After the board approved the two-year phaseout of carbureted two-stroke engines, Miner asked for a reconsideration, with the phaseout period extended to three years. The motion failed by a single vote.
The TRPA received more than 2,000 letters lobbying the agency during the yearlong review of the impact of boating on Lake Tahoe. Local government representatives felt that pressure directly, Miner said.
“There was a tremendous amount of pressure to do the right thing for the business community, for tourists and for the environment,” Miner said. “I knew there would be an economic impact, but I also knew that we had the time (with the phaseout) to lessen the impact.”
Jim Galloway, a Washoe County supervisor who also supported the phaseout, said he faced the same dilemma.
“We had to compromise between the urgency of the problem and the effects of the regulations on people,” Galloway commented during Wednesday’s six-hour hearing.
But other local board members questioned whether the two-cycle regulations are warranted.
“There’s no evidence in front of me that this is a public health matter,” said El Dorado County Supervisor Ray Nutting, who was an alternate for Supervisor John Upton. Upton had previously declared his opposition to the ban.
Nutting also questioned the need for a 600-foot no-wake zone around Lake Tahoe, suggesting that areas should be identified where noise is not an issue.
Hal Cole, a South Lake Tahoe councilman who represents the city, said he opposed the phaseout because it unfairly singles out two-cycle engines, and will be difficult to enforce.

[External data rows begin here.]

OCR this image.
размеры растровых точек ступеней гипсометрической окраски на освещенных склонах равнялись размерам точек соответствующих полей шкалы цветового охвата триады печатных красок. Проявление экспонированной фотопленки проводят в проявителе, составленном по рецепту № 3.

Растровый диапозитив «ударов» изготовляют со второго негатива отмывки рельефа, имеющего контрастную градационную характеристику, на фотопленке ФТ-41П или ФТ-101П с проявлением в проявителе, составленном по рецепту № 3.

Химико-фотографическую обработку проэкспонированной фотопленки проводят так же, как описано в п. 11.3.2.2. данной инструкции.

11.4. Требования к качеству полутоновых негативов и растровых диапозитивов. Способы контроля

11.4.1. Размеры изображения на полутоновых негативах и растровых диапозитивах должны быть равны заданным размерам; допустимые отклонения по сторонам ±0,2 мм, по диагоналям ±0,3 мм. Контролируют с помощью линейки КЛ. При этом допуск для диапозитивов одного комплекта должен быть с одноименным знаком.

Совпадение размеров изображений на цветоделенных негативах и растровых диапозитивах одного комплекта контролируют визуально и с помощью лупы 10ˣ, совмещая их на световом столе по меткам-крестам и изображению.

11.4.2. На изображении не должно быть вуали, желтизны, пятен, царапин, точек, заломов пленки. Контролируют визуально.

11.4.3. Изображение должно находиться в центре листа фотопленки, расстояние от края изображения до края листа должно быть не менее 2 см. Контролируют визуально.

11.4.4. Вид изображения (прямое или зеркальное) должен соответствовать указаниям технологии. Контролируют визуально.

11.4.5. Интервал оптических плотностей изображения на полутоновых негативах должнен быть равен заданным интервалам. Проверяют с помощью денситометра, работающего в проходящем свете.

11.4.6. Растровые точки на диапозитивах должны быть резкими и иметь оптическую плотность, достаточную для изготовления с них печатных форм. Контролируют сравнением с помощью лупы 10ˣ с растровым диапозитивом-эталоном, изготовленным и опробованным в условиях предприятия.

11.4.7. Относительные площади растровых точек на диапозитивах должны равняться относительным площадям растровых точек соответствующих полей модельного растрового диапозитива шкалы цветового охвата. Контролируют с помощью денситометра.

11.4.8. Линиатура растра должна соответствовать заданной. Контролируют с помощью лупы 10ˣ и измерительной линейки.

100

“All human activities have an impact on the lake,” Cole said. “My interest is, if we regulate human activity, it must be more deleterious than other activities. If the question of how much fuel remains in the water is not answered, it’s difficult to take action.”
South Lake Tahoe Mayor Tom Davis on Thursday criticized the TRPA action, saying it would send the wrong message to the tourists that the Tahoe economy relies on.
“It’s one more nail in the coffin of Lake Tahoe tourism. It could bankrupt these guys,” Davis said of the basin’s watercraft rental and sales firms.